We can see that Treatment→ DIMPA, DANB → DGOPG and DCOGO → DPPPM only appear in the average network, while DPPPM → DANB only appear in the network that we have learned from all the data. We can assume that the first three arcs are hidden by the noise of the data plus the small sample size and deviations from the norm. Programming can return the number of true positives (arcs that occur in both networks) and false positives/negatives (arcs that occur in only one of the two networks).

> compare

Or arc = TRUE.

But, given that the network is learned using BIC, and BIC is equivalent, are all the directions of the arcs well defined? Looking at the CPDAGs for DAG and AVG.DIFF (and taking into account whitelists and blacklists), we see that there is no directionless arc. All arcs have a unique direction.

Finally, we can combine to make a principled comparison. If two arcs are uniquely determined to be different, we say they are different.

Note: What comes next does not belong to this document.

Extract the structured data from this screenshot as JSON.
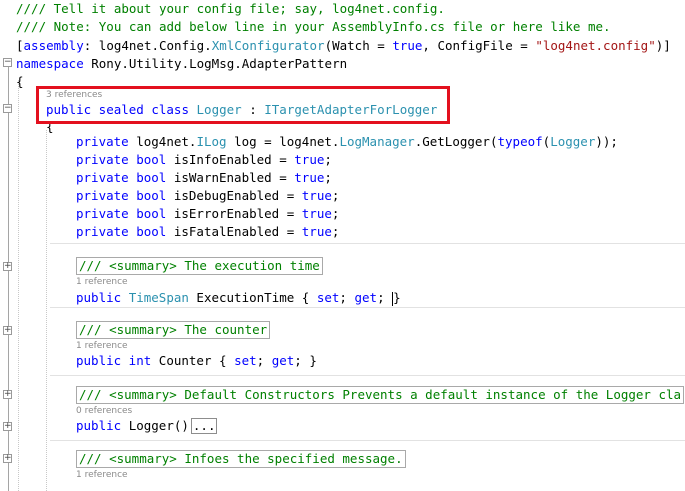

Also look at thresholds for arc length distribution: the average network is pretty dense (17 arcs for 9 nodes) and hard to read.

> plot(str.diff)
> abline(v = 0.75, col = "tomato", lty = 2, lwd = 2)
> abline(v = 0.85, col = "steelblue", lty = 2, lwd = 2)

So just raise the threshold a little bit and eliminate a few more arcs. Taking a look at the figure above, due to the difference in arc length distribution, the two natural selections for higher thresholds are 0.75 (red dotted line) and 0.85 (blue dotted line).

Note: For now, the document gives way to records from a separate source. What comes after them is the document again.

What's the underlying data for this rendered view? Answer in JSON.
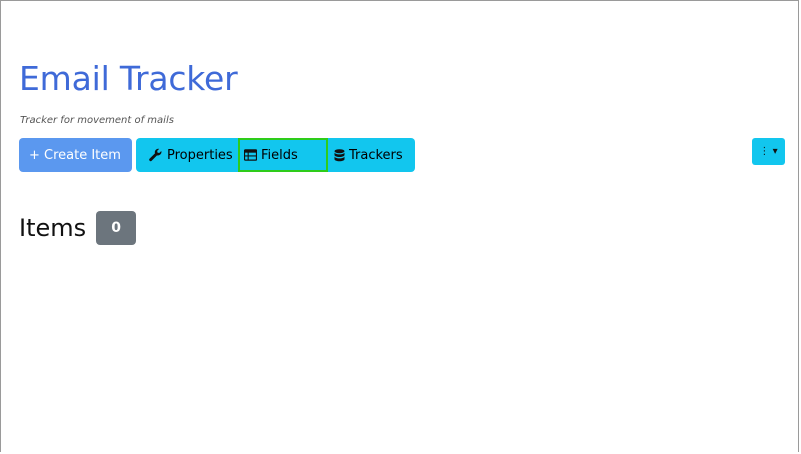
{
  "header": {
    "title": "Email Tracker",
    "subtitle": "Tracker for movement of mails"
  },
  "toolbar": {
    "create_label": "+ Create Item",
    "properties_label": "Properties",
    "fields_label": "Fields",
    "trackers_label": "Trackers",
    "selected": "Fields",
    "icons": {
      "properties": "wrench-icon",
      "fields": "table-icon",
      "trackers": "database-icon"
    }
  },
  "menu": {
    "kebab_label": "⋮ ▾"
  },
  "items": {
    "heading": "Items",
    "count": "0"
  },
  "colors": {
    "title": "#3f6ad8",
    "primary": "#5b98ef",
    "info": "#12c6ee",
    "badge": "#6c757d",
    "highlight": "#2ecc1a"
  }
}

> nrow(strength > "threshold" direction > 0.5, \]) \[1\] 18 Trength > 0.75 & Direction > 0.5 \[1\] 15 Strength > 0.85 & Direction > 0.5 \[1\] 12

The simpler network we obtained by setting the threshold =0.85 in network() is shown below; From a qualitative point of view, it is certainly easier to reason about.


Learning parameters

After learning about structure, we can now learn about parameters. Since we are dealing with continuous variables, we choose to model with GBN. Therefore, if we use the maximum likelihood estimation to fit the parameters of the network, we find that each local distribution is a typical linear regression.

fit(avg, diff)

We can easily confirm this to be true by comparing the models produced by bn. FIT () and LM (), such as DANB.

 > summary(lm(dANB ~ Growth + Treatment, data = diff))

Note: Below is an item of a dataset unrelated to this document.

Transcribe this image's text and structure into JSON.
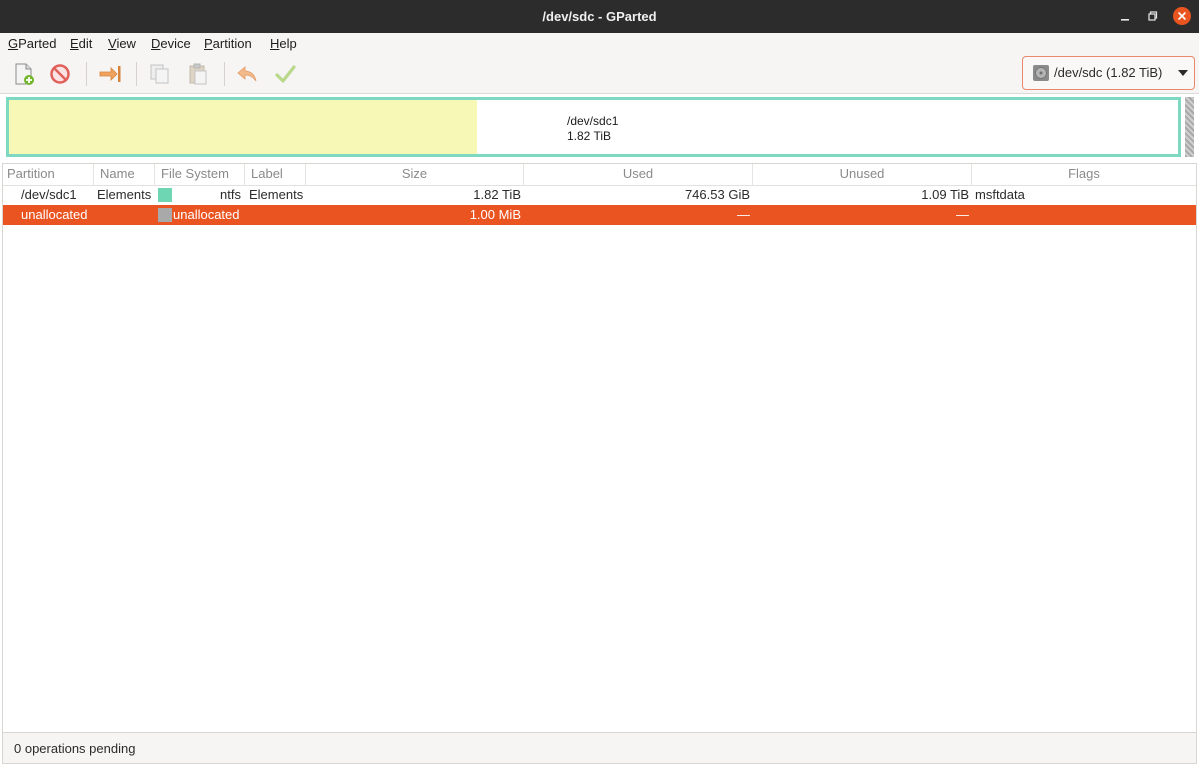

Are we going to have problems with collinearity? In theory, this is possible, but in practice, learning from data about network structures is mostly not a problem. And the reason is, if two variables 和Is collinear, after adding (say) Xi←Xj, then Xj←Xk will no longer significantly improve Bic, because Xj and Xk (to some extent) provide the same information about Xi.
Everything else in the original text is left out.